Of course I can always defer to the realities that come from outside, accept their versions of my reality, accept their truths. Most people seem to do this without much ado. But I find myself confused as I know that all that enters into my consciousness only enters through my filters, through my will. It is only by my choice to give up my authority over self that allows the truths of others to replace my own truths.
And so I learn to live with being responsible for myself, and accept that I can only know the world through my own lenses.
The Truth and Nothing But the Truth
“In light of Jung’s understanding of the psyche, any claim to exhaustive possession of a saving truth constricts personal development and is currently a, if not the, major threat to human survival.” (Dourley, A Strategy for a Loss of Faith, p. 63)
Today’s photo was taken close to our village on the Canadian prairie. It is an idyllic scene that belies the fact of a planet in trouble. In a way, the photo can be seen as a fact and a proof that the planet is not really in trouble at all. Yet, what the photo doesn’t show is the odour of foul waste that is being contained in this water, the village sewage lagoon. That said, it is too easy for us as humans to be misdirected away from what the “self” being fully present would discover.
The danger is in accepting anything as truth, as the truth. I was spending a few days with my brother who is often a reader here. He works in law enforcement, a place where there is an established right and wrong, a world of black and white. Of course since he has been working in this field for a long time and is nearing retirement, he has discovered that there are rare instances of black and white. In spite of what is said and written by the organization reality tells both him and the administration that truth is relative.

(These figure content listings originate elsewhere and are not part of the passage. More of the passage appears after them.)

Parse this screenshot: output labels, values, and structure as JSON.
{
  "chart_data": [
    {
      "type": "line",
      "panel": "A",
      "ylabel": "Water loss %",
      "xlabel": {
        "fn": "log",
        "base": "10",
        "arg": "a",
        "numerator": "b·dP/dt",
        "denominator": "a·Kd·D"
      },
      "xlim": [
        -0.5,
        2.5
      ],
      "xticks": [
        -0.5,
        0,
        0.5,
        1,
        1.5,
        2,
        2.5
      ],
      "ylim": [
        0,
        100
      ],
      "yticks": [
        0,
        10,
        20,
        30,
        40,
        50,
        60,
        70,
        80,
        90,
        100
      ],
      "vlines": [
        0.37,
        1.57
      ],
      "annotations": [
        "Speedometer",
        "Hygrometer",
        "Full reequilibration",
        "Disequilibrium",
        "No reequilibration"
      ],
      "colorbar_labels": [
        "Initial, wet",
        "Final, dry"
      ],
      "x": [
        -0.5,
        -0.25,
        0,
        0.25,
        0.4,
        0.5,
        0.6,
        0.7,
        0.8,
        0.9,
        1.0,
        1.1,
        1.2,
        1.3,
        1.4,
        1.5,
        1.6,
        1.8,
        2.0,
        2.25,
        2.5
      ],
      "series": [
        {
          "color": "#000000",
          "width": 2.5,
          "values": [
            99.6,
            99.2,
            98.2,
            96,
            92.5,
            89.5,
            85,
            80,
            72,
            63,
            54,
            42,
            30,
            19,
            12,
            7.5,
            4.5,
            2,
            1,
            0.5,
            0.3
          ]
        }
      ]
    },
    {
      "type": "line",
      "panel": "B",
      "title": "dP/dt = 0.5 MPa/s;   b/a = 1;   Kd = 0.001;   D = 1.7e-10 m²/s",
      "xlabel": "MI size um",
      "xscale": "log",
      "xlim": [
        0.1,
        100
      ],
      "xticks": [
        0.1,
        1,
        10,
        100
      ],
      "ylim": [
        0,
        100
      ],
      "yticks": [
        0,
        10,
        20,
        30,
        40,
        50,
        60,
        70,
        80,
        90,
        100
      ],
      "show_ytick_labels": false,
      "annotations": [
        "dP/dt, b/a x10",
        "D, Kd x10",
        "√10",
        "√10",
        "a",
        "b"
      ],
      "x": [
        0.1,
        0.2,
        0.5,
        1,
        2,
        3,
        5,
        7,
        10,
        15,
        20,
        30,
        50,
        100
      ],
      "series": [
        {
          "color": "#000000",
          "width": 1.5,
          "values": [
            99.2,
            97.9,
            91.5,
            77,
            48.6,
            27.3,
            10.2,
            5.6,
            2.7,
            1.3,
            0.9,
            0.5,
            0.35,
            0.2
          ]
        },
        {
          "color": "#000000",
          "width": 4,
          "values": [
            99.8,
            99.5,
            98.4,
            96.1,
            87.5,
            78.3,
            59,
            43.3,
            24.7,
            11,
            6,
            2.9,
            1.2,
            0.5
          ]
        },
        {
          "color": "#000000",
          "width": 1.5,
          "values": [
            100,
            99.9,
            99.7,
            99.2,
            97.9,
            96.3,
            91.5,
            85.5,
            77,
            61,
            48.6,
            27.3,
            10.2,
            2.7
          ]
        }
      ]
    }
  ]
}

We all learn this as we experience life. However, in spite of what we experience and what we intuitively know, we have a hard time when it comes to “religion.” We are only too willing to deny “self” and accept a scripted black and white vision of both world and soul. We are taught that doubt is merely blackness oozing into the soul rendering the soul in jeopardy. Only blind acceptance without question to the “WORD” is acceptable. We follow this WORD and its priesthood into all manner of dark corners, doing all manner of dark deeds while at the same time being wracked with guilt for what we do and say as it contradicts the screams of our inner self and the agonies suffered by our soul. The guilt is forced back by renewed efforts to be pure. We inflict our own penances by becoming zealots, by marching in the vanguard to chase the heresies of competing WORDS which we are led to believe are really faces of evil. We deny and deny, even while our actions provide evidence to our senses of the wrongness. We send armies, join these very armies in order to wage war against the faces of evil.
And we embrace the mantra, “The truth and nothing but the truth.”